KFD can give the drug incrementally, but KPD officers carry a nasal injector that automatically gives a premeasured dose, about 1 milligram. Two doses — one in each nostril — is enough to wake most patients.

The problem: Awake, alert drug overdose patients can — and do — refuse to be transported to a hospital.

Then, first responders could find themselves back at the same address, sometimes within 24 hours.

Right now, repeats are a “handful” of patients, Loftis said, but he worries that addicts will grow to see naloxone as a “safety net” in lieu of getting treatment.

“If I know I’ve got a lifeline out there, I’m going to push myself a little farther,” he said.

That’s made carrying naloxone a “hard sell” for some Knox County Sheriff’s Office deputies, said Randy Nichols, special counsel to the sheriff. Law enforcement officials see repeat offenders “saved” by naloxone and then immediately back in the system — some for dealing the drugs they overdosed on.

“That does not sit well with a bunch of people I work with,” Nichols said. “There’s not everybody who wants to” carry naloxone.

The sheriff’s department is hoping a grant will pay for auto-injectors, which deliver a premeasured dose. Name-brand auto-injectors can exceed $4,000 for a two-dose kit.

But a dose of even generic naloxone, which ran around $2 before the opioid epidemic, costs about $40 now.

AMR spends $55,000 a year on the drug. AMR replenishes part of KFD’s supply, though even the smaller percentage that KFD buys is “getting into operating expenses,” said KFD Capt. D.J. Corcoran.

It’s even a bigger drain on manpower, Corcoran said: “If it keeps going the way it’s going, that’s all we’re going to have time to answer. It’s going to start taking away from fires, wrecks, heart attack calls.”

Corcoran said overdose calls now account for more than 25,000 calls a year.

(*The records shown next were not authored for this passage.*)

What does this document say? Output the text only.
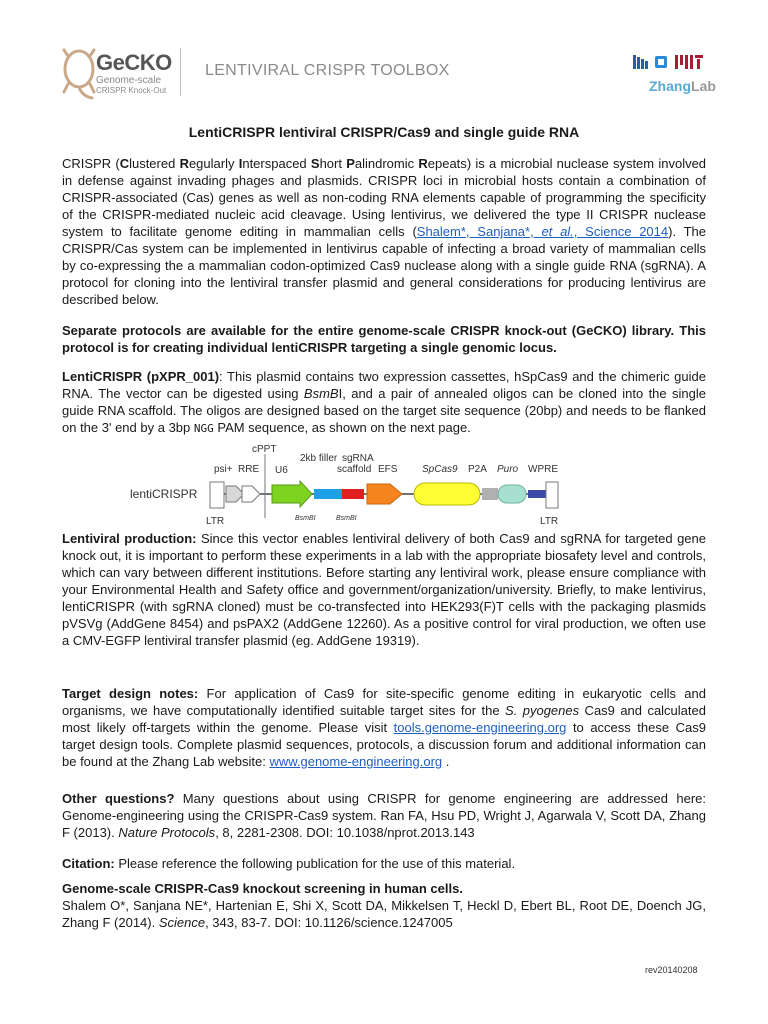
GeCKO
Genome-scale
CRISPR Knock-Out
LENTIVIRAL CRISPR TOOLBOX
ZhangLab
LentiCRISPR lentiviral CRISPR/Cas9 and single guide RNA

CRISPR (Clustered Regularly Interspaced Short Palindromic Repeats) is a microbial nuclease system involved in defense against invading phages and plasmids. CRISPR loci in microbial hosts contain a combination of CRISPR-associated (Cas) genes as well as non-coding RNA elements capable of programming the specificity of the CRISPR-mediated nucleic acid cleavage. Using lentivirus, we delivered the type II CRISPR nuclease system to facilitate genome editing in mammalian cells (Shalem*, Sanjana*, et al., Science 2014). The CRISPR/Cas system can be implemented in lentivirus capable of infecting a broad variety of mammalian cells by co-expressing the a mammalian codon-optimized Cas9 nuclease along with a single guide RNA (sgRNA). A protocol for cloning into the lentiviral transfer plasmid and general considerations for producing lentivirus are described below.

Separate protocols are available for the entire genome-scale CRISPR knock-out (GeCKO) library. This protocol is for creating individual lentiCRISPR targeting a single genomic locus.

LentiCRISPR (pXPR_001): This plasmid contains two expression cassettes, hSpCas9 and the chimeric guide RNA. The vector can be digested using BsmBI, and a pair of annealed oligos can be cloned into the single guide RNA scaffold. The oligos are designed based on the target site sequence (20bp) and needs to be flanked on the 3' end by a 3bp NGG PAM sequence, as shown on the next page.

lentiCRISPR
cPPT
psi+ RRE U6
2kb filler sgRNA
scaffold EFS SpCas9 P2A Puro WPRE
LTR	BsmBI	BsmBI	LTR

Lentiviral production: Since this vector enables lentiviral delivery of both Cas9 and sgRNA for targeted gene knock out, it is important to perform these experiments in a lab with the appropriate biosafety level and controls, which can vary between different institutions. Before starting any lentiviral work, please ensure compliance with your Environmental Health and Safety office and government/organization/university. Briefly, to make lentivirus, lentiCRISPR (with sgRNA cloned) must be co-transfected into HEK293(F)T cells with the packaging plasmids pVSVg (AddGene 8454) and psPAX2 (AddGene 12260). As a positive control for viral production, we often use a CMV-EGFP lentiviral transfer plasmid (eg. AddGene 19319).

Target design notes: For application of Cas9 for site-specific genome editing in eukaryotic cells and organisms, we have computationally identified suitable target sites for the S. pyogenes Cas9 and calculated most likely off-targets within the genome. Please visit tools.genome-engineering.org to access these Cas9 target design tools. Complete plasmid sequences, protocols, a discussion forum and additional information can be found at the Zhang Lab website: www.genome-engineering.org .

Other questions? Many questions about using CRISPR for genome engineering are addressed here: Genome-engineering using the CRISPR-Cas9 system. Ran FA, Hsu PD, Wright J, Agarwala V, Scott DA, Zhang F (2013). Nature Protocols, 8, 2281-2308. DOI: 10.1038/nprot.2013.143

Citation: Please reference the following publication for the use of this material.

Genome-scale CRISPR-Cas9 knockout screening in human cells.
Shalem O*, Sanjana NE*, Hartenian E, Shi X, Scott DA, Mikkelsen T, Heckl D, Ebert BL, Root DE, Doench JG, Zhang F (2014). Science, 343, 83-7. DOI: 10.1126/science.1247005

rev20140208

“It’s not just doubling every year, it’s tripling, quadrupling,” he said. The state’s crackdown on pill mills has led to more overdoses on street drugs, and more ways of consuming them: “Smoking, snorting, enemas … you name it.”

On Feb. 22, KFD had to send two crews to a scene to have enough naloxone for four people who had overdosed in a single vehicle. Such “group” OD calls are increasingly common, the agencies confirmed.

Corcoran is worried about losing employees to “burnout.”

“They’re seeing the same type of calls over and over, and there’s no end or no cure in sight,” he said. “They get this helpless feeling.”

The opioid epidemic has added risks. KPD Chief Gary Holliday said officers have to watch at scenes for fentanyl. The painkiller, 50 times more potent than morphine that’s increasingly abused on its own or used to cut other drugs, can be absorbed through the skin.

And though paramedics’ supplies are now “needleless,” drug scenes reintroduce the possibility of needle sticks, Blach said. The CDC estimates 50 percent to 80 percent of IV drug users have hepatitis C.

“I would rather get shot or stabbed than stuck with a needle,” Blach said. “You could develop hepatitis C, hepatitis A, HIV — you never know what that’s going to create down the road. It weighs heavily on you for the rest of your life.”

Karen Pershing, director of the nonprofit Metro Drug Coalition, said naloxone alone can’t be the antidote to the opioid epidemic. Instead, a “save” should provide an opportunity to go straight into treatment — something that rarely happens now.

“We’ve got to figure out how to close this loop,” Pershing said.